Entah kenapa akhir-akhir ini orang melihat gue dari sisi minusnya, dari sifat buruk gue. Sejujurnya, gue merasa jarang dihargai dan sisi positif gue seolah langsung jadi negatif semua karena yang dilihat cuma sisi negatif gue aja. Apa karena sebagai manusia gue terlalu negatif?
Lagipula gue juga menyaring tiap nasihat/wejangan/saran dari sekitar gue kok. Nggak semua bisa dituruti. Gue sedang dalam tahap berkembang, sisi negatif gue pun sedang gue usahakan untuk diminimalisir kok. Makanya gue pasti mengikuti beberapa nasihat/wejangan/saran dari sekitar.
Kalau semua kata-kata orang gue ikutin, terus jati diri gue gimana bray?
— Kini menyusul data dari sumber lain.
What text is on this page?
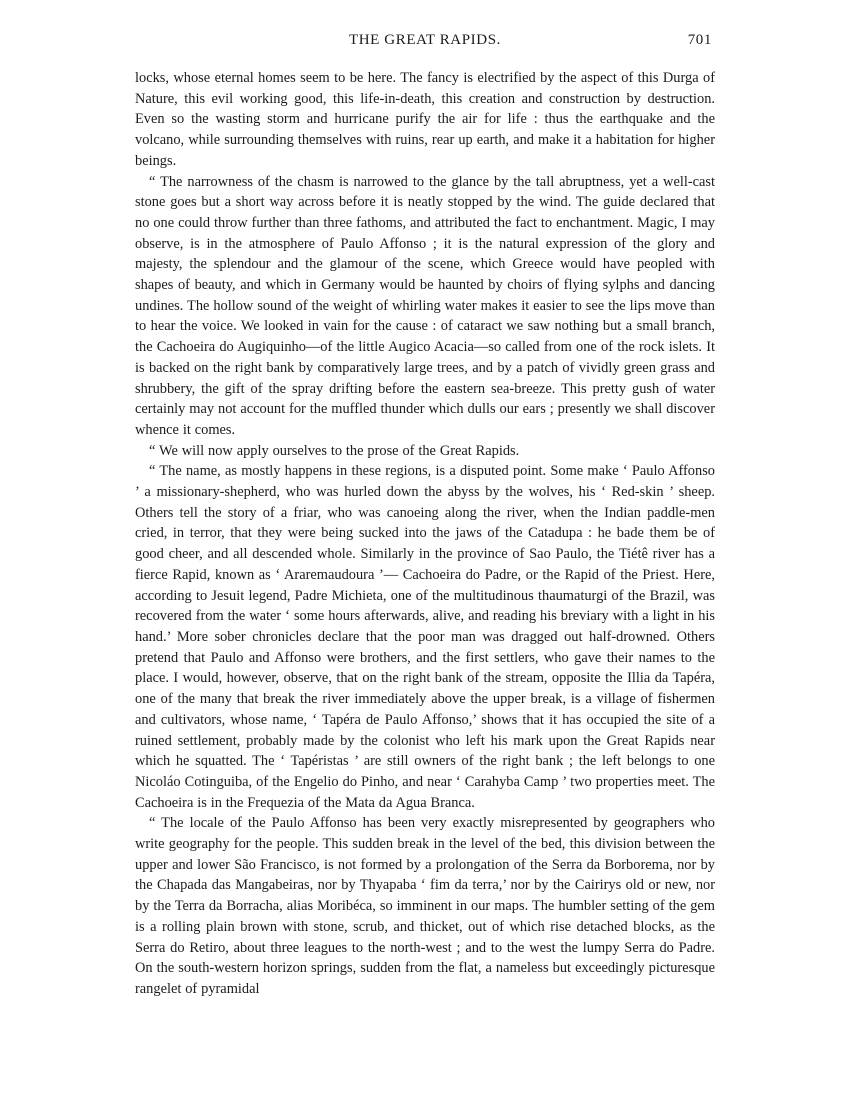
THE GREAT RAPIDS.	701

locks, whose eternal homes seem to be here. The fancy is electrified by the aspect of this Durga of Nature, this evil working good, this life-in-death, this creation and construction by destruction. Even so the wasting storm and hurricane purify the air for life : thus the earthquake and the volcano, while surrounding themselves with ruins, rear up earth, and make it a habitation for higher beings.

“ The narrowness of the chasm is narrowed to the glance by the tall abruptness, yet a well-cast stone goes but a short way across before it is neatly stopped by the wind. The guide declared that no one could throw further than three fathoms, and attributed the fact to enchantment. Magic, I may observe, is in the atmosphere of Paulo Affonso ; it is the natural expression of the glory and majesty, the splendour and the glamour of the scene, which Greece would have peopled with shapes of beauty, and which in Germany would be haunted by choirs of flying sylphs and dancing undines. The hollow sound of the weight of whirling water makes it easier to see the lips move than to hear the voice. We looked in vain for the cause : of cataract we saw nothing but a small branch, the Cachoeira do Augiquinho—of the little Augico Acacia—so called from one of the rock islets. It is backed on the right bank by comparatively large trees, and by a patch of vividly green grass and shrubbery, the gift of the spray drifting before the eastern sea-breeze. This pretty gush of water certainly may not account for the muffled thunder which dulls our ears ; presently we shall discover whence it comes.

“ We will now apply ourselves to the prose of the Great Rapids.

“ The name, as mostly happens in these regions, is a disputed point. Some make ‘ Paulo Affonso ’ a missionary-shepherd, who was hurled down the abyss by the wolves, his ‘ Red-skin ’ sheep. Others tell the story of a friar, who was canoeing along the river, when the Indian paddle-men cried, in terror, that they were being sucked into the jaws of the Catadupa : he bade them be of good cheer, and all descended whole. Similarly in the province of Sao Paulo, the Tiétê river has a fierce Rapid, known as ‘ Araremaudoura ’— Cachoeira do Padre, or the Rapid of the Priest. Here, according to Jesuit legend, Padre Michieta, one of the multitudinous thaumaturgi of the Brazil, was recovered from the water ‘ some hours afterwards, alive, and reading his breviary with a light in his hand.’ More sober chronicles declare that the poor man was dragged out half-drowned. Others pretend that Paulo and Affonso were brothers, and the first settlers, who gave their names to the place. I would, however, observe, that on the right bank of the stream, opposite the Illia da Tapéra, one of the many that break the river immediately above the upper break, is a village of fishermen and cultivators, whose name, ‘ Tapéra de Paulo Affonso,’ shows that it has occupied the site of a ruined settlement, probably made by the colonist who left his mark upon the Great Rapids near which he squatted. The ‘ Tapéristas ’ are still owners of the right bank ; the left belongs to one Nicoláo Cotinguiba, of the Engelio do Pinho, and near ‘ Carahyba Camp ’ two properties meet. The Cachoeira is in the Frequezia of the Mata da Agua Branca.

“ The locale of the Paulo Affonso has been very exactly misrepresented by geographers who write geography for the people. This sudden break in the level of the bed, this division between the upper and lower São Francisco, is not formed by a prolongation of the Serra da Borborema, nor by the Chapada das Mangabeiras, nor by Thyapaba ‘ fim da terra,’ nor by the Cairirys old or new, nor by the Terra da Borracha, alias Moribéca, so imminent in our maps. The humbler setting of the gem is a rolling plain brown with stone, scrub, and thicket, out of which rise detached blocks, as the Serra do Retiro, about three leagues to the north-west ; and to the west the lumpy Serra do Padre. On the south-western horizon springs, sudden from the flat, a nameless but exceedingly picturesque rangelet of pyramidal
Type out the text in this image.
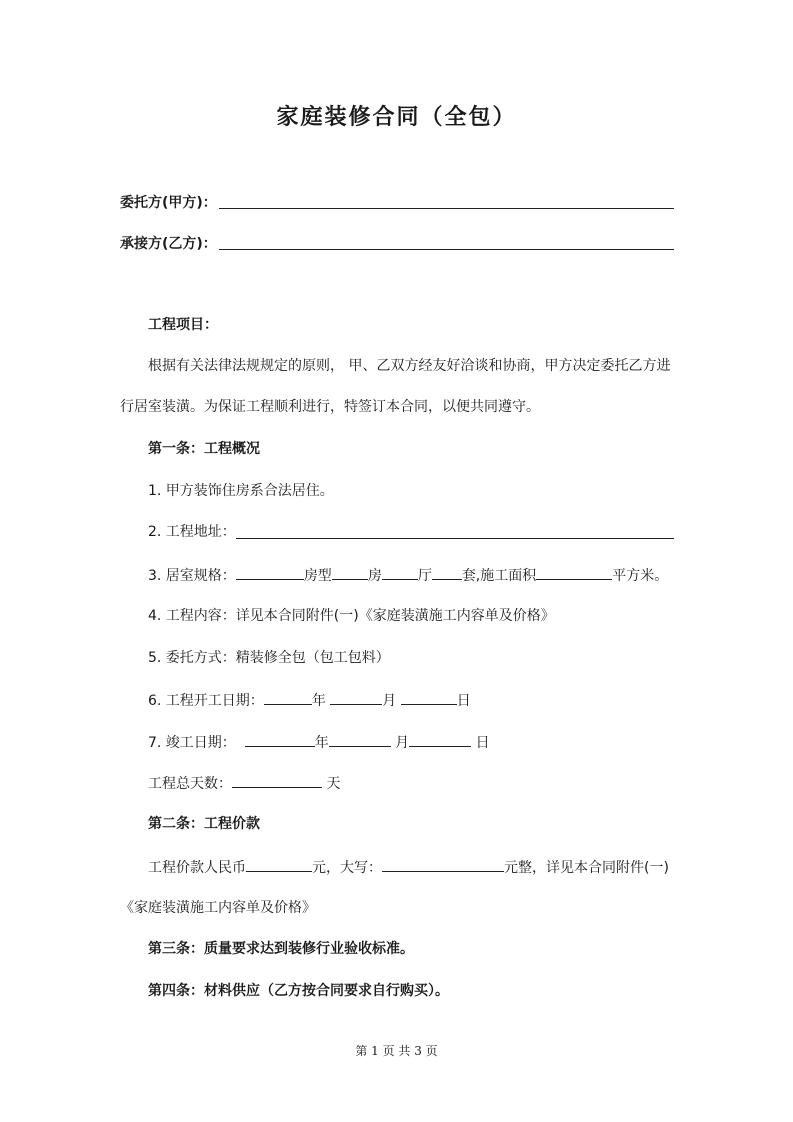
家庭装修合同（全包）
委托方(甲方)：
承接方(乙方)：
工程项目：
根据有关法律法规规定的原则， 甲、乙双方经友好洽谈和协商，甲方决定委托乙方进
行居室装潢。为保证工程顺利进行，特签订本合同，以便共同遵守。
第一条：工程概况
1. 甲方装饰住房系合法居住。
2. 工程地址：
3. 居室规格：	房型	房	厅 套,施工面积	平方米。
4. 工程内容：详见本合同附件(一)《家庭装潢施工内容单及价格》
5. 委托方式：精装修全包（包工包料）
6. 工程开工日期：	年	月	日
7. 竣工日期：	年	月	日
工程总天数：	天
第二条：工程价款
工程价款人民币	元，大写：	元整，详见本合同附件(一)
《家庭装潢施工内容单及价格》
第三条：质量要求达到装修行业验收标准。
第四条：材料供应（乙方按合同要求自行购买）。
第 1 页 共 3 页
Namanya juga manusia. Masih dalam proses.
Iya, gue manusia dan gue berproses untuk jadi lebih baik dengan meminimalisir kekurangan gue sebagai manusia secepatnya.
Wah, ternyata bukan pembelaan melainkan kalimat ini jadi tuntutan untuk diri sendiri agar lebih baik ke depannya.



Lo boleh banget bray nge-judge buku dari sampulnya. Tapi ingat, biar makin mantep nge-judge nya, lo kudu mengenali tuh buku lebih dalam dan ingat juga kalau buku yang lo judge itu hasil keringat beberapa pihak.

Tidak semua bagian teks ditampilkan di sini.